For its sheer beauty, but also for the subject matter and all the so-called ‘useless facts’ I’d like to mention two books about topics I didn’t know I was interested in. Taxidermy, by Alexis Turner, about, duh, taxidermy, and The Secret Museum by Molly Oldfield, about a search for a few of all those items that are not on display in museums.

And of course, as I almost always say to almost everybody, people should read – no must read! – the Sherlock Holmes stories by Sir Arthur Conan Doyle, and the best magazine in the world: the Fortean Times!!


Entertainment Weekly
Your weekly dose of pop culture infotainment. Relatively light on gossip and high on actual information.

The cozy SciFi magazine that never ceases to embarrass when someone’s head is once again partially blocking the F, making it seem like an E. (SciFi Now is also pretty good.)

There are all sorts of magazines aiming at specific parts of the games-market (Nintendo, Sony, Microsoft) but EDGE is the best all-rounder. Contains previews, reviews, columns, and in-depth articles on the games industry

It’s the gay magazine with the most of its title, at least since BUTT became a less frequent publication. All the snark that’s fit to print. If you’re of a more serious mind, go for The Advocate.

Mental Floss
The number one source of information for insatiable trivia junkies.

Blogmistress’s note: you can check our magazine database, and whether your magazine has arrived in one of the stores, here.


Dutch Ditz: Manners in the Netherlands – Reinildis van Ditzhuyzen
Intended for Expats, this book describes how to deal with the Dutch in social matters as well as in your professional life. It makes a very interesting read, also for Dutch readers. One of the author’s conclusions may surprise quite a few locals: the Dutch look so laid-back and informal but when push comes to shove the adage is ‘Sorry, I can’t do that for you, rules are rules!’. And there are strict rules for virtually everything in the Netherlands … Flexibility and providing excellent customer service are therefore not among the strong points of the Dutch. This book will explain how to behave at a Dutch birthday party or how to deal with your Dutch co-workers.

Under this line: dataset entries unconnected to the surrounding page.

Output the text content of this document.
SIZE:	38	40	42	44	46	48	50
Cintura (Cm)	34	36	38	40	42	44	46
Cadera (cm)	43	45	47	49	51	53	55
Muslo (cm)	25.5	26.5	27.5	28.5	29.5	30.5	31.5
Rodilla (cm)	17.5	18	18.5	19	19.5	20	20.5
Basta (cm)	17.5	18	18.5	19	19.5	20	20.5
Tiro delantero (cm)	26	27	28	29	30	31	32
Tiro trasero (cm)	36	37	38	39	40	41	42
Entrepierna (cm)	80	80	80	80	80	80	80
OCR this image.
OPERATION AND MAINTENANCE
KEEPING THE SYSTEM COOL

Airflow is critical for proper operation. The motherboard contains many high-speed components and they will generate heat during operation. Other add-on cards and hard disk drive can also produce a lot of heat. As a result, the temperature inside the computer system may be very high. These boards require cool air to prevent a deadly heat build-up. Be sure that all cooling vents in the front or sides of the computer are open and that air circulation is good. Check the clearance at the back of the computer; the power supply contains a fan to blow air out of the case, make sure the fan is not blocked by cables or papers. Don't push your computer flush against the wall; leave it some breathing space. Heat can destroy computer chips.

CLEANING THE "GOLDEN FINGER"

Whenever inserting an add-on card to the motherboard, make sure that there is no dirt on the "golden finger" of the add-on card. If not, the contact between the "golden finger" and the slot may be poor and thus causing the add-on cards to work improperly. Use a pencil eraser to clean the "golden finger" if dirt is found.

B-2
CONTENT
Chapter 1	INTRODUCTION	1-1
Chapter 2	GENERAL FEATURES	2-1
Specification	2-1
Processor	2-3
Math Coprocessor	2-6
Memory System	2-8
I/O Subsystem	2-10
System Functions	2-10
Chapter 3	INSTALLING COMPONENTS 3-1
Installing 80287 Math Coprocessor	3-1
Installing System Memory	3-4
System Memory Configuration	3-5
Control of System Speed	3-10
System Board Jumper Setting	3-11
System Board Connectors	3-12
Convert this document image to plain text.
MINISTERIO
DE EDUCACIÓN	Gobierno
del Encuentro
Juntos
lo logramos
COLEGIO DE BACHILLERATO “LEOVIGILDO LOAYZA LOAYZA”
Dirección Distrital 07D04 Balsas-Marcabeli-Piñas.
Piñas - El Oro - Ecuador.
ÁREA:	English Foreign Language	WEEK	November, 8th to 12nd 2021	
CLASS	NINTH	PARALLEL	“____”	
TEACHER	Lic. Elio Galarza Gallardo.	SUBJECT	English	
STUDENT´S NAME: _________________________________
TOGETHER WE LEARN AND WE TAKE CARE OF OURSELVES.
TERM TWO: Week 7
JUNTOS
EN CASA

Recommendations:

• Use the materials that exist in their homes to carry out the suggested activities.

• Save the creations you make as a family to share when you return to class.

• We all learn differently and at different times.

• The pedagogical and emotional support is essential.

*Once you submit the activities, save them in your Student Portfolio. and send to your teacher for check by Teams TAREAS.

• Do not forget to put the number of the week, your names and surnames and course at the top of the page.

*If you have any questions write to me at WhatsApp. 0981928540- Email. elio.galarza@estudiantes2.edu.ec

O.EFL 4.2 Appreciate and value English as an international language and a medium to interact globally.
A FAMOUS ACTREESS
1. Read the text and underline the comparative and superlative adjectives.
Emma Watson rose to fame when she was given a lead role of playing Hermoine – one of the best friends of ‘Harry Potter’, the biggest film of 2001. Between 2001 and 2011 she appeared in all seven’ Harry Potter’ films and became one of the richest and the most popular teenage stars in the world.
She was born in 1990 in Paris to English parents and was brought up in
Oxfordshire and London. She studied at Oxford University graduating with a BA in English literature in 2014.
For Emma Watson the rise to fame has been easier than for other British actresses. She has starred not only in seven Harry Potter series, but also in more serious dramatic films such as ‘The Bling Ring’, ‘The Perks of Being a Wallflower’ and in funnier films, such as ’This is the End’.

A Young Scoundrel – Eduard Limonov
Limonov is a Russian/Ukrainian author who is now also a politician. This is part two of his autobiographic trilogy. The ‘scoundrel’ from the title is the author himself who describes his adolescent years in a Soviet city. He is a hoodlum trying to establish a career as a poet. An amusing – if not politically very correct – read.
Blogmistress’s note: unfortunately this book is out of print.  It’s currently unavailable via our supplier of second-hand books, too, but it might become available in the future.

De kroon op de vuurpijl – Heidi Aalbrecht and Pyter Wagenaar
A hilarious collection of mixed-up expressions in the Dutch language found on Twitter. The result is in an abundant display of of sentences based on mangled constructions like ‘Met blote handen op een verjaardagsfeestje aan komen zetten’ en ‘Iemand op handen en voeten dragen’.

The Apartment – Greg Baxter (ebook here)
Written in a rather introverted style, this book relies on atmosphere rather than action. At times the result is a trance-like reading experience. An American who was in the military in Iraq wanders around seemingly aimlessly in a European city of which the name is not revealed – nor the country in which it is situated. The American meets a local girl (who happens to be of Dutch descent) who shows him around some local places. He decides to stay on and rents an apartment. He has no plans for the future and comes across as rather apathetic. The book has an open ending.

I.M. – Connie Palmen
One of the Netherlands’ best-known authors decided to write a book about her relationship with the flamboyant Ischa Meijer, a journalist, author and television personality who died in 1995. Palmen draws a convincing psychological portrait of her lover, who at times comes across as a grown-up child. As she and Ischa are becoming more and more intimate she succeeds in baring his soul and slowly begins to find out the motives behind his sometimes rather strange behavior.